There’s no “best” choice for an wedding ring metal— all precious metals have their pros and cons. The thing you should consider when choosing a wedding ring metal is which one is right for you. Do you want the sturdiest material? Do you need a hypoallergenic ring? Or is style your main concern? To help you decide which wedding ring metal is the best fit for you, we’ve put together this comprehensive guide to the four most popular ring metals: platinum, yellow gold, white gold, and rose gold.
Platinum is easily the most durable choice for a wedding band, so its a great option for those who lead a more active lifestyle. It’s incredibly strong physically, making prongs made from platinum more secure, and chemically, allowing it to never tarnish or change color. It’s also a hypoallergenic choice, as platinum doesn’t contain nickel or copper like gold alloys might.
There are some drawbacks to platinum, however. First, because it so strong, platinum is more challenging to resize, making the service more expensive. Platinum itself is also more expensive than gold, due to both material and labor costs. Additionally, though platinum is durable, it’s actually a bit softer than gold alloys, making it scratch more easily and require more polishing. Though, unlike gold, when platinum is scratched none of the material is lost. It’s simply displaced and needs to be polished to achieve a smooth look.
With all that said, platinum is still an excellent choice for a wedding band, especially for those who love its pure white color and high durability.
Yellow gold is a beautiful, traditional choice for a wedding band. And among the three types of gold (yellow, white, and rose), yellow gold is the easiest to maintain.

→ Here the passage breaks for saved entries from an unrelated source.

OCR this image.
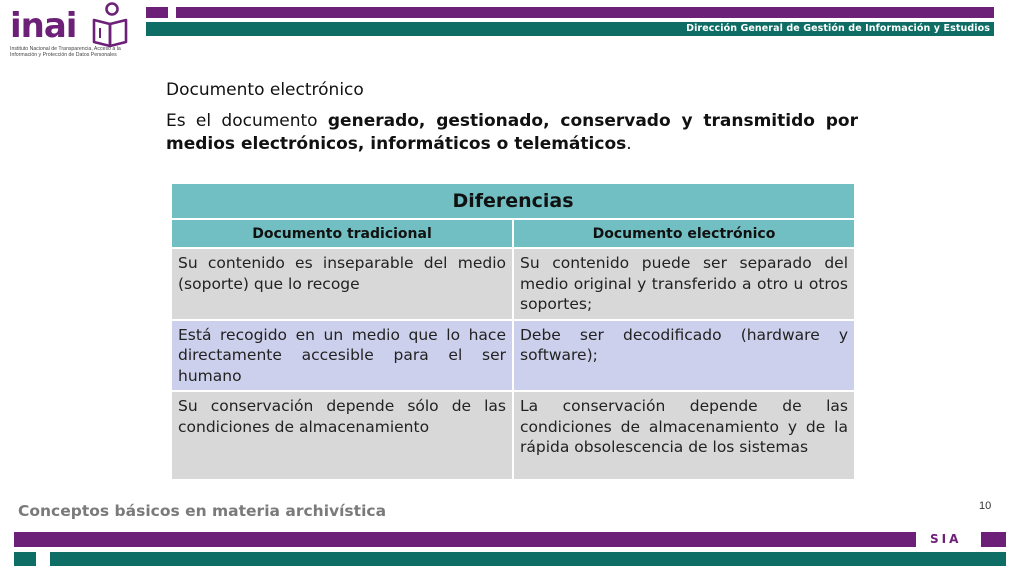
inai
Instituto Nacional de Transparencia, Acceso a la
Información y Protección de Datos Personales
Dirección General de Gestión de Información y Estudios
Documento electrónico
Es el documento generado, gestionado, conservado y transmitido por medios electrónicos, informáticos o telemáticos.
Diferencias	
Documento tradicional	Documento electrónico
Su contenido es inseparable del medio (soporte) que lo recoge	Su contenido puede ser separado del medio original y transferido a otro u otros soportes;
Está recogido en un medio que lo hace directamente accesible para el ser humano	Debe ser decodificado (hardware y software);
Su conservación depende sólo de las condiciones de almacenamiento	La conservación depende de las condiciones de almacenamiento y de la rápida obsolescencia de los sistemas
Conceptos básicos en materia archivística	10
SIA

If you’re thinking of getting a yellow gold wedding band, it’s important to know what kind of yellow gold you’re getting. All gold used in jewelry is actually an alloy, as gold is too soft to be worn on its own and must be mixed with other metals like copper and zinc to increase its durability. You can tell how much pure gold is in a piece of jewelry by the karat listed beside the word “gold.” 24 karat gold is has the highest percentage of gold (99.9% to be exact); lower karat numbers mean there’s less gold in the metal.
Gold jewelry is usually either 18 karat gold or 14 karat gold. While you might think that a higher gold percentage is better, it has its drawbacks. As we mentioned above, gold is a soft metal. Gold is mixed with other metals to make it stronger, so lower karat amounts mean it is stronger and less prone to scratching or bending.
While all gold is more easily scratched than platinum, it’s still a strong metal and a durable choice for your ring. Whether you choose 18K or 14K gold for your band is up to you. Some people prefer 18K gold because it seems more luxurious, while others may choose 14K gold because its easier to take care of. It’s a matter of personal preference, so just choose the one that feels right for you.
White gold is a type of gold alloy that has the same look as platinum but has a more attractive, lower price point. Many people who want that radiant silvery color for their ring also choose white gold over platinum because they just prefer gold. Gold is a traditional choice and many people find the history of this metal more romantic.
White gold does come with the same scratching considerations as yellow gold. It’s a durable metal but is more easily starched than platinum, so go with a lower karat if you want a stronger type of gold.
An important thing to note about white gold is that takes a little more maintenance than yellow gold. White gold gets its color from being plated in rhodium, and this plating will wear off with time. However, if you want a white gold ring, don’t let this stop you. This wear off is easily fixed with a re-dipping every few years.
For most people, the draw of rose gold is its gorgeous pink hue. Rose gold gets its pretty pink color from its composition; it’s an alloy made from yellow gold and copper. Rose gold has become a major trend in recent years as more and more people are attracted to its romantic look.
Like other kinds of gold, rose gold is more easily scratched than platinum. However, it is the strongest of the three kinds of gold, as copper is a particularly durable metal.
Choosing Your Metal
Remember that choosing your wedding ring metal is a personal choice. There’s no one metal that’s better than the others, there’s only a metal that’s better for you. Consider the pros and cons of each metal, then follow your heart and choose the ring metal you love most.